I rarely drive over 5 miles from the first to last destination. I have had as much as around 15 or so miles of driving in between, but it's rare.


----------



## jaxbeachrides (May 27, 2015)

The traffic helps. But not everything. The 4.5 hr they gave me yesterday was 10 packages short of the itinerary, and still took the full 4.5 plus an hour drive back. 3 cities in 2 counties I had never seen a route that stupid.

I have to be ok with most of the routes but sometimes it's not worth it for sure.


----------



## Prawn Connery (Mar 26, 2020)

I work in a very dense urban city. Traffic is everything


----------



## Prawn Connery (Mar 26, 2020)

Damnit. Came close to matching my record, but fell shy of ONE MINUTE.

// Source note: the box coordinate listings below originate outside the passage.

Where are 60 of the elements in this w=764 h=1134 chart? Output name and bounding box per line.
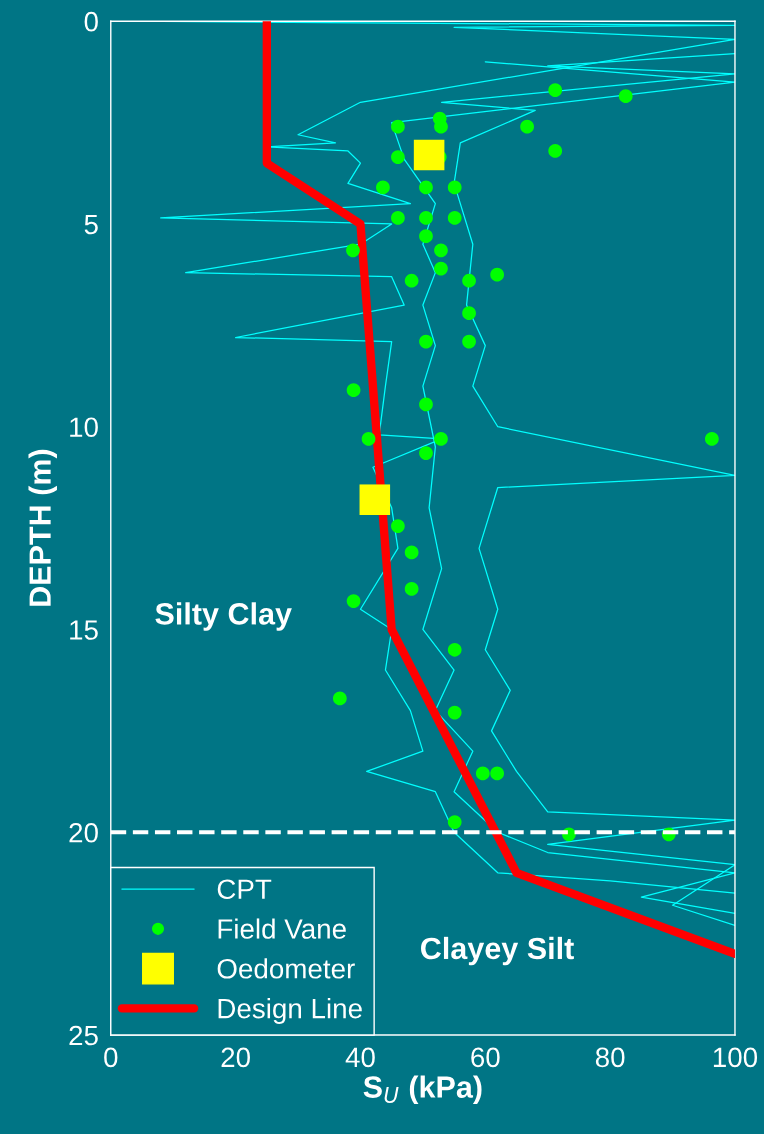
point [490,766,505,781]
point [419,334,433,349]
point [361,432,376,446]
point [462,273,476,288]
annotation: Clayey Silt [421,936,574,966]
point [346,594,361,608]
y-axis-title: DEPTH (m) [28,449,57,606]
point [419,211,433,225]
point [447,180,462,195]
point [419,397,433,412]
point [447,211,462,225]
point [391,150,405,164]
annotation: Silty Clay [155,602,292,631]
point [434,432,448,446]
point [618,89,633,104]
point [419,446,433,460]
point [705,432,719,446]
point [376,180,390,195]
legend-label: Design Line [218,998,362,1024]
point [434,243,448,258]
point [346,383,361,398]
x-axis-title: S$_{U}$ (kPa) [363,1075,482,1104]
y-tick-label: 10 [70,417,98,438]
point [391,119,405,134]
x-tick-label: 40 [345,1047,375,1068]
point [490,267,505,282]
point [434,261,448,276]
point [548,144,563,158]
x-tick-label: 100 [713,1047,758,1068]
x-tick-label: 0 [104,1047,118,1068]
point [391,211,405,225]
point [548,83,563,98]
point [419,229,433,244]
point [520,119,534,134]
legend-label: CPT [217,879,272,900]
point [447,815,462,829]
x-tick-label: 60 [471,1047,500,1068]
y-tick-label: 15 [70,620,98,640]
y-tick-label: 0 [84,11,98,32]
point [447,705,462,720]
point [359,484,391,515]
x-tick-label: 20 [221,1047,250,1068]
x-tick-label: 80 [595,1047,625,1068]
point [391,519,405,533]
point [404,545,419,560]
point [404,582,419,596]
point [346,243,360,258]
point [434,119,448,134]
legend-label: Oedometer [217,958,355,979]
point [419,180,433,195]
point [332,691,347,706]
point [447,642,462,657]
point [404,273,419,288]
y-tick-label: 20 [69,822,98,843]
point [462,334,476,349]
y-tick-label: 5 [84,214,98,235]
legend-label: Field Vane [218,918,346,939]
point [462,306,476,321]
point [475,766,490,781]
y-tick-label: 25 [69,1025,98,1046]
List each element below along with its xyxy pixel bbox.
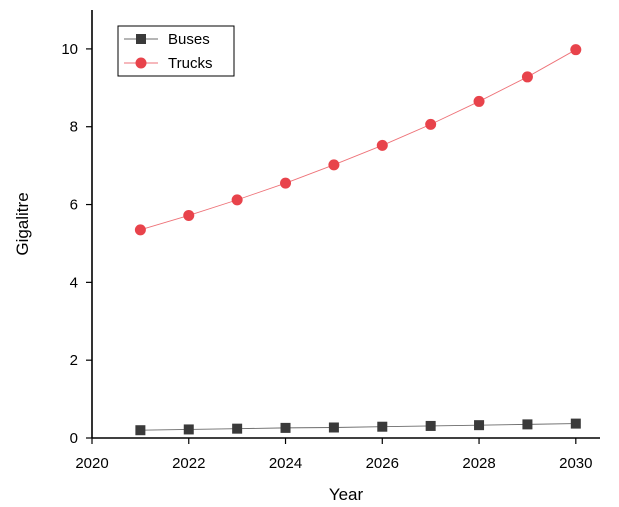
y-tick-label: 8 [70,119,78,136]
data-point [474,420,485,431]
data-point [328,159,340,171]
data-point [425,420,436,431]
x-tick-label: 2024 [269,455,302,472]
data-point [570,418,581,429]
data-point [135,425,146,436]
data-point [376,139,388,151]
y-axis-title: Gigalitre [13,192,32,255]
y-tick-label: 0 [70,430,78,447]
data-point [280,177,292,189]
legend-item: Buses [124,31,210,48]
legend: Buses Trucks [117,25,235,77]
data-point [231,194,243,206]
x-axis-title: Year [329,485,364,504]
data-point [134,224,146,236]
data-point [377,421,388,432]
data-point [183,209,195,221]
legend-label: Buses [168,31,210,48]
series-buses [135,418,581,436]
legend-square-marker [136,34,146,44]
data-point [328,422,339,433]
data-point [183,424,194,435]
series-trucks [134,44,582,236]
data-point [280,422,291,433]
data-point [473,95,485,107]
data-point [521,71,533,83]
x-tick-label: 2020 [75,455,108,472]
legend-item: Trucks [124,55,212,72]
y-tick-label: 6 [70,197,78,214]
legend-label: Trucks [168,55,212,72]
y-tick-label: 2 [70,352,78,369]
y-tick-label: 10 [61,41,78,58]
data-point [425,118,437,130]
axes: 0 2 4 6 8 10 2020 2022 2024 2026 2028 2030 [61,10,600,472]
series-layer [134,44,582,436]
x-tick-label: 2030 [559,455,592,472]
data-point [570,44,582,56]
data-point [232,423,243,434]
legend-circle-marker [135,57,147,69]
x-tick-label: 2028 [462,455,495,472]
x-tick-label: 2026 [366,455,399,472]
y-tick-label: 4 [70,274,78,291]
series-line [140,423,576,431]
data-point [522,419,533,430]
x-tick-label: 2022 [172,455,205,472]
series-line [140,49,577,231]
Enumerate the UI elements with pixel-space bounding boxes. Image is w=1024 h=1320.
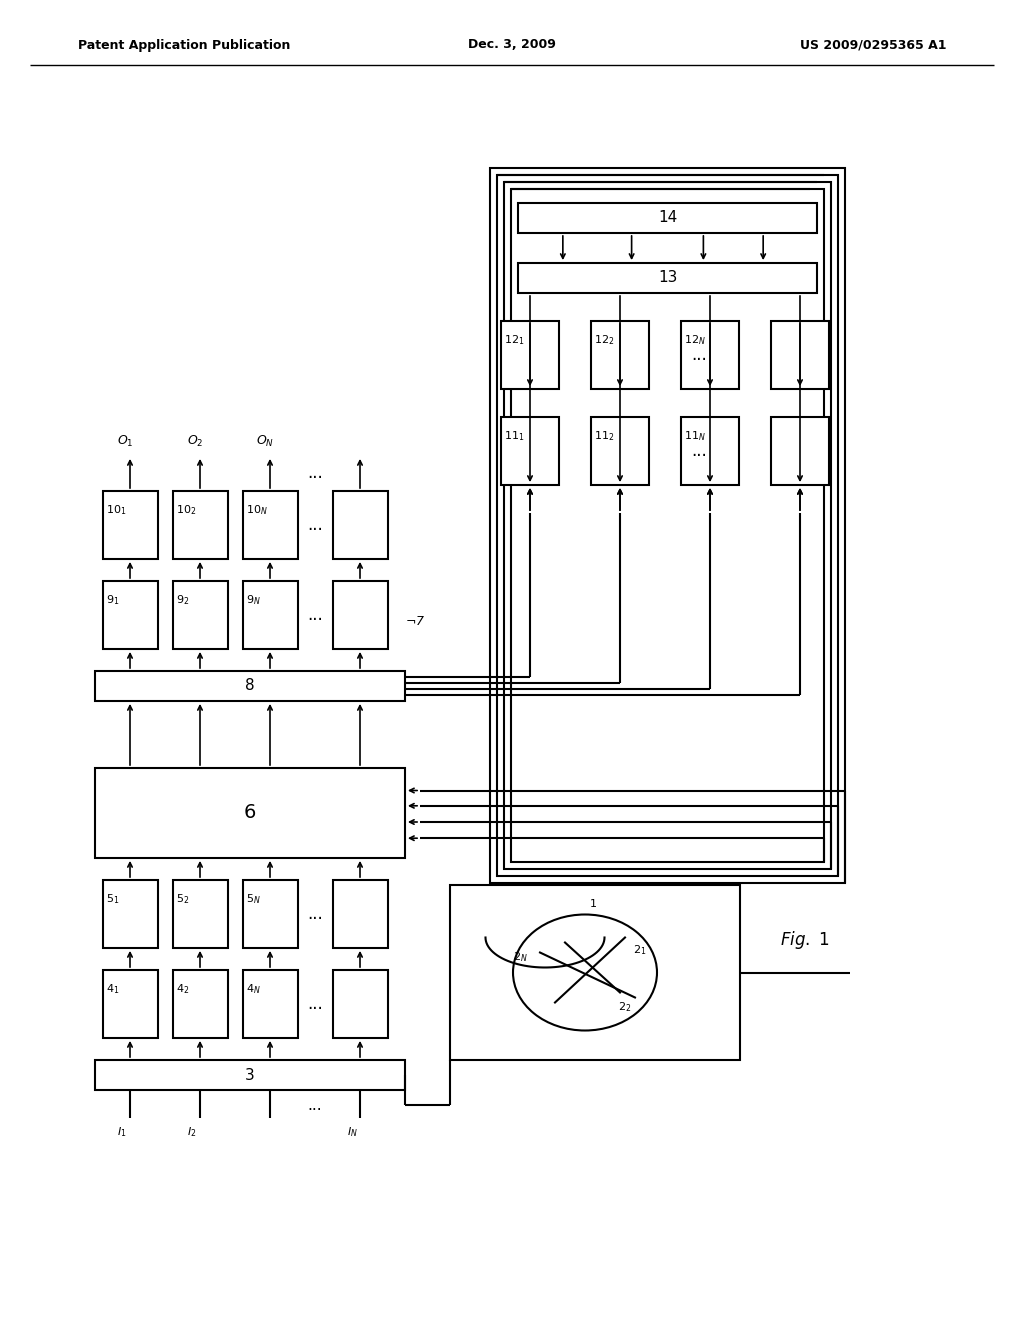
- Text: $11_1$: $11_1$: [504, 429, 524, 442]
- Text: US 2009/0295365 A1: US 2009/0295365 A1: [800, 38, 946, 51]
- Bar: [771, 321, 829, 389]
- Text: $O_N$: $O_N$: [256, 434, 274, 449]
- Text: $5_2$: $5_2$: [176, 892, 189, 906]
- Text: $I_N$: $I_N$: [346, 1125, 357, 1139]
- Bar: [681, 321, 739, 389]
- Text: ...: ...: [691, 346, 707, 364]
- Text: 13: 13: [657, 271, 677, 285]
- Bar: [95, 768, 406, 858]
- Bar: [333, 581, 388, 649]
- Bar: [173, 491, 228, 558]
- Text: $2_2$: $2_2$: [618, 1001, 632, 1014]
- Bar: [518, 263, 817, 293]
- Bar: [95, 671, 406, 701]
- Bar: [501, 321, 559, 389]
- Text: $10_2$: $10_2$: [176, 503, 197, 517]
- Bar: [771, 417, 829, 484]
- Text: 6: 6: [244, 804, 256, 822]
- Bar: [504, 182, 831, 869]
- Text: $9_N$: $9_N$: [246, 593, 261, 607]
- Bar: [95, 1060, 406, 1090]
- Bar: [497, 176, 838, 876]
- Text: Patent Application Publication: Patent Application Publication: [78, 38, 291, 51]
- Bar: [243, 880, 298, 948]
- Bar: [103, 491, 158, 558]
- Text: $11_2$: $11_2$: [594, 429, 614, 442]
- Bar: [591, 321, 649, 389]
- Bar: [490, 168, 845, 883]
- Text: $I_1$: $I_1$: [117, 1125, 127, 1139]
- Bar: [591, 417, 649, 484]
- Bar: [243, 581, 298, 649]
- Text: $4_1$: $4_1$: [106, 982, 120, 995]
- Text: $I_2$: $I_2$: [187, 1125, 197, 1139]
- Bar: [333, 880, 388, 948]
- Text: $2_N$: $2_N$: [513, 950, 527, 965]
- Bar: [450, 884, 740, 1060]
- Text: $11_N$: $11_N$: [684, 429, 706, 442]
- Text: ...: ...: [307, 606, 323, 624]
- Bar: [173, 880, 228, 948]
- Bar: [173, 970, 228, 1038]
- Text: $5_1$: $5_1$: [106, 892, 120, 906]
- Text: $Fig.$ $1$: $Fig.$ $1$: [780, 929, 829, 950]
- Bar: [173, 581, 228, 649]
- Text: $4_N$: $4_N$: [246, 982, 261, 995]
- Bar: [103, 970, 158, 1038]
- Bar: [511, 189, 824, 862]
- Text: ...: ...: [307, 995, 323, 1012]
- Bar: [681, 417, 739, 484]
- Text: $4_2$: $4_2$: [176, 982, 189, 995]
- Text: $O_2$: $O_2$: [186, 434, 203, 449]
- Bar: [501, 417, 559, 484]
- Text: $12_1$: $12_1$: [504, 333, 524, 347]
- Text: ...: ...: [307, 516, 323, 535]
- Text: $10_N$: $10_N$: [246, 503, 268, 517]
- Text: $2_1$: $2_1$: [633, 944, 647, 957]
- Bar: [243, 970, 298, 1038]
- Text: $O_1$: $O_1$: [117, 434, 133, 449]
- Text: $9_2$: $9_2$: [176, 593, 189, 607]
- Bar: [103, 880, 158, 948]
- Bar: [103, 581, 158, 649]
- Text: ...: ...: [307, 465, 323, 482]
- Bar: [243, 491, 298, 558]
- Text: $\mathsf{\neg}$7: $\mathsf{\neg}$7: [406, 615, 425, 628]
- Text: ...: ...: [307, 1097, 323, 1113]
- Text: 14: 14: [657, 210, 677, 226]
- Bar: [333, 491, 388, 558]
- Text: $1$: $1$: [589, 898, 597, 909]
- Text: $9_1$: $9_1$: [106, 593, 120, 607]
- Text: $10_1$: $10_1$: [106, 503, 127, 517]
- Text: $12_N$: $12_N$: [684, 333, 706, 347]
- Text: ...: ...: [691, 442, 707, 459]
- Text: 3: 3: [245, 1068, 255, 1082]
- Bar: [518, 203, 817, 234]
- Text: ...: ...: [307, 906, 323, 923]
- Text: 8: 8: [245, 678, 255, 693]
- Bar: [333, 970, 388, 1038]
- Text: Dec. 3, 2009: Dec. 3, 2009: [468, 38, 556, 51]
- Text: $12_2$: $12_2$: [594, 333, 614, 347]
- Text: $5_N$: $5_N$: [246, 892, 261, 906]
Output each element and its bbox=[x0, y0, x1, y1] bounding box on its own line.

4.5h large vehicle block done in 1h46m.

Beautiful day out by the Pacific ocean.


----------



## Prawn Connery (Mar 26, 2020)

Serves me right, being all smug yesterday; my block from hell today took over 3 hours, which sets a new record for me for the longest ever for a 4.5h block. Win some, lose some. When I saw the city on the labels as I scanned the cart, I already knew I was in for a rude one before the first package was delivered.


----------



## jaxbeachrides (May 27, 2015)

Going on 6 hours for my 4.5 yesterday. Traffic is back and they never included it to begin with. No more 4.5s. Which I think are just 5 hr routes anyways because I don't even see 5hr routes offered anymore.


----------